The Insurance Regulatory and Development Authority of India (IRDAI) is expected to free up healthcare policies from several exclusions and broad base health cover, in a move that would substantially raise health insurance costs.
A panel constituted by the Insurance Regulatory and Development Authority of India (IRDAI) has called for scrapping many exclusions that are in place in currently available health covers, in order to get them more broad-based.
If the insurance regulator is to accept the recommendation, the current health care policy premiums will bring in losses for insurance companies. Insurers will have to review their pricing, which may lead to reworking of the premium.
Alternatively, insurance companies may shift focus to preventive aspects of the business so as to reduce hospitalisation charges.
The regulator is expected to take a decision on the recommendations soon.

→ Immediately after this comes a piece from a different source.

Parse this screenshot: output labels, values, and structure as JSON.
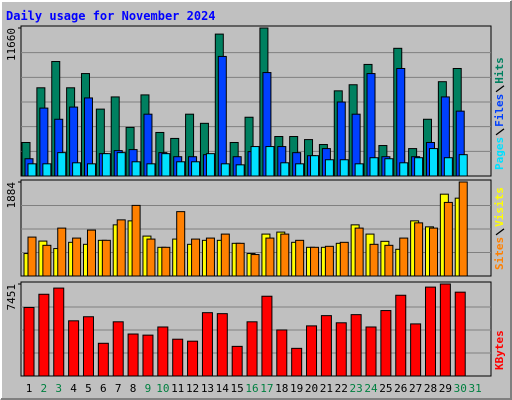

No health insurance policy should incorporate exclusions such as diseases contracted after buying the health cover, injury or illness associated with hazardous activities, and impairment of a person’s intellectual faculties due to usage of drugs and stimulants or depressants prescribed by a medical practitioner, the panel said.
The panel has also addressed one of the key issues faced in relation to critical-care patients who fail to recover despite significant expenditure on treatment.
Artificial life maintenance, including the use of a life-support machine, wherein such treatment will not result in a recovery or restoration of the previous state of health, should not be treated as an exclusion “under any circumstances’’, the committee has said.
In the case of a patient in a vegetative state, as certified by the treating medical practitioner, expenses up to the date of confirmation by the treating doctor should be covered, it said.
Similarly, the cover should be extended for the treatment of mental illness and stress or psychological and neurodegenerative disorders besides puberty and menopause-related ailments.
Internal congenital diseases and genetic disorders are also not to be included under exclusions.
Health insurance policies have ‘wait periods’ for specific diseases. In the current draft, the regulator has advised that for lifestyle diseases related to hypertension, diabetes and heart ailments, the waiting period should not be more than 30 days.
This may extend from 30days to 90 days or more, and in some instances, even years, depending upon the amount claimed.